The SPDR S&P 500 ETF Trust (SPY) and Invesco S&P 500 Equal Weight ETF (RSP) are two of the most popular funds. While both of them have S&P in their names, they have many similarities and differences.

RSP: Invesco S&P 500 Equal Weight ETF

The Invesco S&P 500 Equal Weight ETF or RSP is one of the most popular ETFs. The fund seeks to copy the performance of the S&P 500 index.

SPY: SPDR S&P 500 ETF Trust

The SPDR S&P 500 ETF Trust is a fund that is traded in the exchange using the NYSE Arca name SPY. The SPDR acronym stands for the Standard and Poor Depository Receipt.

RSP Vs. SPY: Key Differences

RSP has the aim of tracking the S&P 500 Equal Weighted Average. The S&P 500 investment of SPY depends on the stock’s market capitalization.

RSP Vs. SPY: Composition Differences

Both RSP and SPY are US Stocks large blend funds. However, as the weighting is different, the top 10 holdings in RSP are 2.47% of the fund, while the top 10 holdings in SPY consist of 26.78% of the fund.

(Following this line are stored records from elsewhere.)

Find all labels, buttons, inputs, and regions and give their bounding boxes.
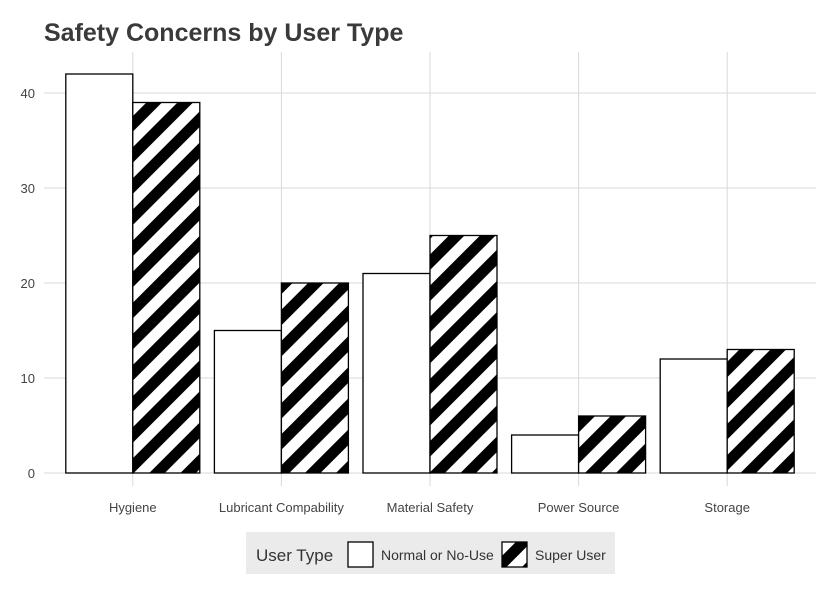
bar-normal-user xyxy=(362,272,431,474)
bar-normal-user xyxy=(65,73,134,474)
bar-super-user xyxy=(280,282,350,474)
bar-normal-user xyxy=(213,329,283,474)
x-tick-label: Lubricant Compability xyxy=(219,500,345,515)
legend-key-normal-user xyxy=(347,541,374,568)
bar-super-user xyxy=(429,234,498,474)
legend: User Type Normal or No-Use Super User xyxy=(246,532,615,574)
bar-super-user xyxy=(577,415,647,474)
x-tick-label: Hygiene xyxy=(109,500,157,515)
x-tick-label: Material Safety xyxy=(387,500,474,515)
legend-key-super-user xyxy=(501,541,528,568)
x-tick-label: Power Source xyxy=(538,500,620,515)
bar-super-user xyxy=(726,348,795,474)
legend-background xyxy=(246,532,615,574)
y-tick-label: 40 xyxy=(21,86,35,101)
legend-title: User Type xyxy=(256,546,333,565)
y-tick-label: 0 xyxy=(28,466,35,481)
chart-title: Safety Concerns by User Type xyxy=(44,19,403,47)
x-tick-label: Storage xyxy=(704,500,750,515)
y-tick-label: 20 xyxy=(21,276,35,291)
y-tick-label: 30 xyxy=(21,181,35,196)
legend-label: Super User xyxy=(535,547,606,563)
bar-normal-user xyxy=(659,358,728,474)
bar-super-user xyxy=(132,101,201,474)
y-tick-label: 10 xyxy=(21,371,35,386)
bars xyxy=(65,73,795,474)
bar-normal-user xyxy=(510,434,580,474)
legend-label: Normal or No-Use xyxy=(381,547,494,563)
axis-labels: 0 10 20 30 40 Hygiene Lubricant Compability Mat… xyxy=(21,86,750,515)
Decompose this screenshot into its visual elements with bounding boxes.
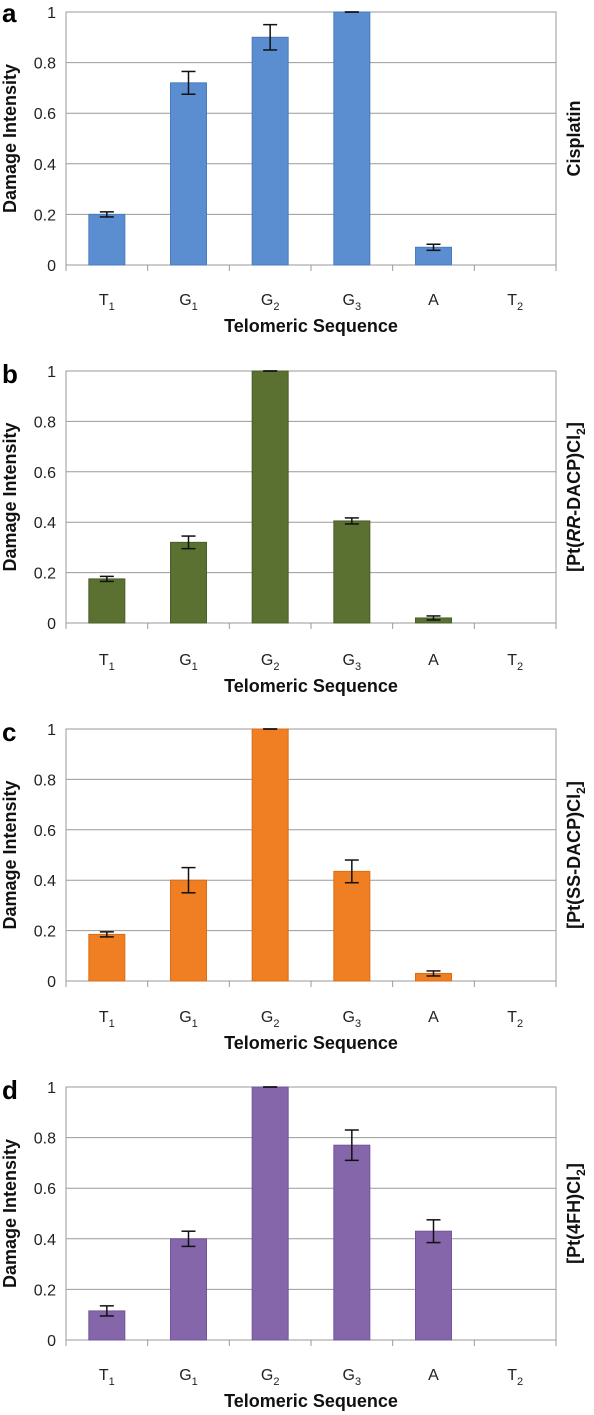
y-tick-label: 0.2 <box>34 566 56 583</box>
bar-0 <box>88 578 126 624</box>
y-tick-label: 0 <box>47 616 56 633</box>
x-tick-label: T2 <box>507 292 523 313</box>
compound-label: [Pt(RR-DACP)Cl2] <box>564 422 588 572</box>
y-tick-label: 0.4 <box>34 1232 56 1249</box>
panel-c: 0 0.2 0.4 0.6 0.8 1 T1 G1 G2 G3 A T2 Telomeric Seque… <box>0 717 588 1053</box>
bar-2 <box>251 1086 289 1341</box>
y-tick-label: 1 <box>47 722 56 739</box>
y-tick-label: 1 <box>47 1080 56 1097</box>
panel-label: b <box>2 359 18 389</box>
plot-frame <box>65 11 557 266</box>
y-axis-title: Damage Intensity <box>0 64 20 213</box>
x-tick-label: T1 <box>99 1009 115 1030</box>
bar-0 <box>88 933 126 982</box>
x-tick-label: G3 <box>343 1009 362 1030</box>
bar-1 <box>170 82 207 266</box>
panel-b: 0 0.2 0.4 0.6 0.8 1 T1 G1 G2 G3 A T2 Telomeric Seque… <box>0 359 588 696</box>
x-tick-label: G2 <box>261 292 280 313</box>
bar-3 <box>333 1144 371 1341</box>
bar-2 <box>251 728 289 982</box>
bar-4 <box>415 1230 452 1341</box>
bar-0 <box>88 213 126 266</box>
bar-1 <box>170 541 207 624</box>
x-tick-label: T1 <box>99 652 115 673</box>
panel-d: 0 0.2 0.4 0.6 0.8 1 T1 G1 G2 G3 A T2 Telomeric Seque… <box>0 1075 588 1411</box>
y-tick-label: 0.2 <box>34 1282 56 1299</box>
panel-label: c <box>2 717 16 747</box>
panel-label: a <box>2 0 17 28</box>
y-axis-title: Damage Intensity <box>0 1139 20 1288</box>
x-tick-label: T2 <box>507 1009 523 1030</box>
x-tick-label: G2 <box>261 1367 280 1388</box>
y-tick-label: 0 <box>47 258 56 275</box>
y-axis-title: Damage Intensity <box>0 422 20 571</box>
x-tick-label: G1 <box>179 1009 198 1030</box>
plot-frame <box>65 728 557 982</box>
bar-1 <box>170 879 207 982</box>
y-tick-label: 1 <box>47 5 56 22</box>
x-tick-label: G1 <box>179 292 198 313</box>
x-tick-label: A <box>428 1367 439 1384</box>
x-tick-label: T1 <box>99 1367 115 1388</box>
bar-3 <box>333 870 371 982</box>
y-tick-label: 1 <box>47 364 56 381</box>
y-tick-label: 0.4 <box>34 873 56 890</box>
x-axis-title: Telomeric Sequence <box>224 1033 398 1053</box>
x-tick-label: G1 <box>179 1367 198 1388</box>
x-tick-label: T1 <box>99 292 115 313</box>
x-tick-label: G3 <box>343 1367 362 1388</box>
y-tick-label: 0.2 <box>34 924 56 941</box>
y-tick-label: 0.6 <box>34 106 56 123</box>
x-tick-label: T2 <box>507 1367 523 1388</box>
y-tick-label: 0.8 <box>34 414 56 431</box>
compound-label: Cisplatin <box>564 100 584 176</box>
x-axis-title: Telomeric Sequence <box>224 316 398 336</box>
y-tick-label: 0.8 <box>34 1131 56 1148</box>
x-tick-label: A <box>428 292 439 309</box>
bar-3 <box>333 520 371 624</box>
x-tick-label: A <box>428 1009 439 1026</box>
plot-frame <box>65 1086 557 1341</box>
x-axis-title: Telomeric Sequence <box>224 1391 398 1411</box>
y-tick-label: 0.4 <box>34 157 56 174</box>
plot-frame <box>65 370 557 624</box>
compound-label: [Pt(SS-DACP)Cl2] <box>564 781 588 929</box>
x-tick-label: G2 <box>261 1009 280 1030</box>
bar-1 <box>170 1238 207 1341</box>
y-tick-label: 0 <box>47 1333 56 1350</box>
x-tick-label: G2 <box>261 652 280 673</box>
y-tick-label: 0.6 <box>34 465 56 482</box>
y-tick-label: 0.6 <box>34 823 56 840</box>
y-axis-title: Damage Intensity <box>0 780 20 929</box>
y-tick-label: 0.8 <box>34 772 56 789</box>
y-tick-label: 0.4 <box>34 515 56 532</box>
compound-label: [Pt(4FH)Cl2] <box>564 1163 588 1264</box>
panel-a: 0 0.2 0.4 0.6 0.8 1 T1 G1 G2 G3 A T2 Telomeric Seque… <box>0 0 584 336</box>
bar-2 <box>251 370 289 624</box>
bar-2 <box>251 36 289 266</box>
x-tick-label: A <box>428 652 439 669</box>
y-tick-label: 0.8 <box>34 56 56 73</box>
x-axis-title: Telomeric Sequence <box>224 676 398 696</box>
y-tick-label: 0 <box>47 974 56 991</box>
y-tick-label: 0.6 <box>34 1181 56 1198</box>
x-tick-label: G3 <box>343 292 362 313</box>
x-tick-label: T2 <box>507 652 523 673</box>
x-tick-label: G1 <box>179 652 198 673</box>
panel-label: d <box>2 1075 18 1105</box>
bar-3 <box>333 11 371 266</box>
y-tick-label: 0.2 <box>34 207 56 224</box>
x-tick-label: G3 <box>343 652 362 673</box>
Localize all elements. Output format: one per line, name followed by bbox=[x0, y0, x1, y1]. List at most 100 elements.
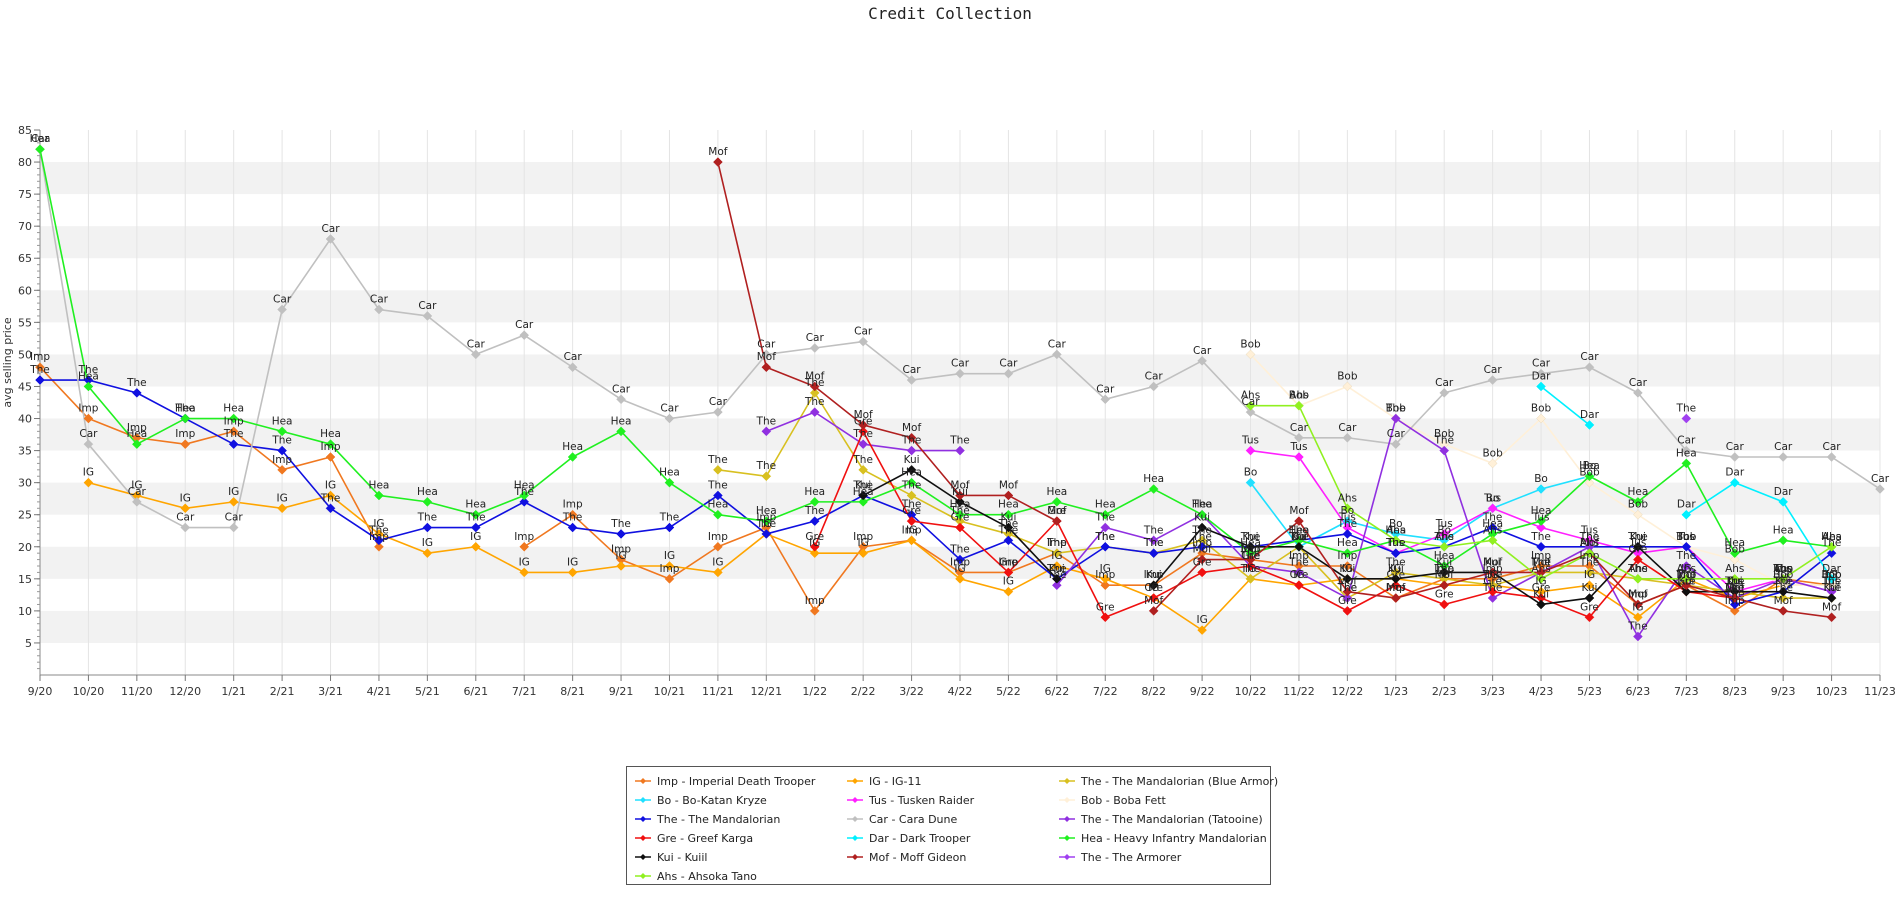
line-chart: 5 10 15 20 25 30 35 40 45 50 55 60 65 70 75 80 85 9/20 10/… bbox=[1, 124, 1896, 698]
data-point bbox=[955, 554, 965, 565]
data-label: The bbox=[1288, 524, 1309, 536]
data-label: The bbox=[78, 364, 99, 376]
x-tick-label: 9/20 bbox=[28, 685, 53, 698]
data-point bbox=[1148, 580, 1159, 591]
data-point bbox=[1826, 612, 1837, 623]
data-point bbox=[180, 503, 191, 514]
data-label: Kui bbox=[1775, 576, 1791, 588]
data-label: Ahs bbox=[1338, 492, 1357, 504]
data-point bbox=[1681, 573, 1692, 584]
data-point bbox=[858, 490, 869, 501]
series-line bbox=[717, 392, 1832, 599]
data-point bbox=[1681, 586, 1692, 597]
data-point bbox=[1536, 413, 1546, 424]
data-point bbox=[858, 426, 869, 437]
chart-title: Credit Collection bbox=[868, 4, 1032, 23]
data-point bbox=[1390, 593, 1401, 603]
legend-label: The - The Armorer bbox=[1081, 850, 1182, 864]
legend-marker bbox=[1064, 778, 1070, 784]
data-label: IG bbox=[1293, 569, 1304, 581]
data-label: Car bbox=[612, 383, 631, 395]
data-point bbox=[761, 362, 772, 373]
legend-swatch bbox=[635, 854, 651, 860]
y-tick-label: 40 bbox=[18, 413, 32, 426]
data-point bbox=[1245, 573, 1256, 584]
y-tick-label: 10 bbox=[18, 605, 32, 618]
data-point bbox=[1487, 503, 1498, 514]
data-point bbox=[83, 439, 94, 450]
data-label: Bob bbox=[1337, 370, 1358, 382]
data-label: Hea bbox=[1579, 460, 1600, 472]
data-point bbox=[955, 573, 965, 584]
data-point bbox=[1584, 471, 1595, 482]
series-lines bbox=[39, 149, 1881, 638]
data-label: IG bbox=[1826, 569, 1837, 581]
data-point bbox=[1681, 445, 1692, 456]
legend-item: Mof - Moff Gideon bbox=[847, 849, 1059, 865]
data-label: IG bbox=[1245, 563, 1256, 575]
data-point bbox=[422, 497, 433, 507]
data-point bbox=[1245, 561, 1256, 571]
data-point bbox=[1148, 548, 1159, 559]
y-tick-label: 85 bbox=[18, 124, 32, 137]
data-label: The bbox=[1579, 531, 1600, 543]
data-label: The bbox=[174, 403, 195, 415]
data-label: The bbox=[852, 428, 873, 440]
data-label: Imp bbox=[514, 531, 534, 543]
data-label: Imp bbox=[1628, 588, 1648, 600]
data-label: Car bbox=[757, 338, 776, 350]
data-label: Tus bbox=[1483, 492, 1501, 504]
x-tick-label: 1/22 bbox=[802, 685, 827, 698]
data-point bbox=[1536, 522, 1546, 533]
data-label: Hea bbox=[514, 479, 535, 491]
data-point bbox=[470, 541, 481, 552]
data-label: Car bbox=[1338, 422, 1357, 434]
legend-swatch bbox=[635, 816, 651, 822]
data-point bbox=[1003, 490, 1014, 501]
data-label: IG bbox=[422, 537, 433, 549]
data-label: Car bbox=[370, 294, 389, 306]
data-label: Car bbox=[951, 358, 970, 370]
data-label: The bbox=[1724, 576, 1745, 588]
data-point bbox=[422, 522, 433, 533]
legend-marker bbox=[852, 854, 858, 860]
data-point bbox=[1681, 580, 1692, 591]
data-point bbox=[1584, 362, 1595, 373]
data-label: Mof bbox=[1144, 595, 1163, 607]
data-point bbox=[1197, 509, 1207, 520]
data-label: Kui bbox=[1049, 563, 1065, 575]
data-label: Ahs bbox=[1822, 531, 1841, 543]
data-label: Car bbox=[1435, 377, 1454, 389]
data-point bbox=[906, 464, 917, 475]
legend-swatch bbox=[1059, 854, 1075, 860]
data-point bbox=[180, 439, 191, 450]
legend-item: Imp - Imperial Death Trooper bbox=[635, 773, 847, 789]
data-label: The bbox=[1191, 531, 1212, 543]
data-label: The bbox=[1046, 537, 1067, 549]
data-point bbox=[858, 336, 869, 347]
data-point bbox=[809, 516, 820, 526]
data-label: Bo bbox=[1389, 518, 1403, 530]
legend-item: The - The Armorer bbox=[1059, 849, 1271, 865]
data-label: IG bbox=[1729, 582, 1740, 594]
data-label: Ahs bbox=[1725, 563, 1744, 575]
data-label: Car bbox=[1580, 351, 1599, 363]
y-tick-label: 5 bbox=[25, 637, 32, 650]
data-label: The bbox=[513, 486, 534, 498]
data-point bbox=[664, 561, 675, 571]
data-label: IG bbox=[954, 563, 965, 575]
data-label: Hea bbox=[901, 467, 922, 479]
data-point bbox=[616, 561, 626, 571]
data-label: Tus bbox=[1580, 524, 1598, 536]
data-label: The bbox=[804, 505, 825, 517]
legend-label: Car - Cara Dune bbox=[869, 812, 958, 826]
data-label: Car bbox=[1096, 383, 1115, 395]
y-tick-label: 55 bbox=[18, 316, 32, 329]
x-tick-label: 2/21 bbox=[270, 685, 295, 698]
data-label: Kui bbox=[904, 454, 920, 466]
y-tick-label: 15 bbox=[18, 573, 32, 586]
data-point bbox=[616, 426, 626, 437]
data-label: Hea bbox=[562, 441, 583, 453]
x-tick-label: 2/23 bbox=[1432, 685, 1457, 698]
data-label: The bbox=[1724, 582, 1745, 594]
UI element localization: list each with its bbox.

RSP Vs. SPY: Performance Differences

When there is a down market, RSP has a poorer performance. This is an indication that SPY is less volatile as compared to RSP.

RSP Vs. SPY: Fees

At 0.20%, the expense ratio of RSP is higher than that of SPY, which is 0.09%. That means for every investment of $10,000, RSP investors are charged $20 a year. On the other hand, SPY investors are charged $9 a year.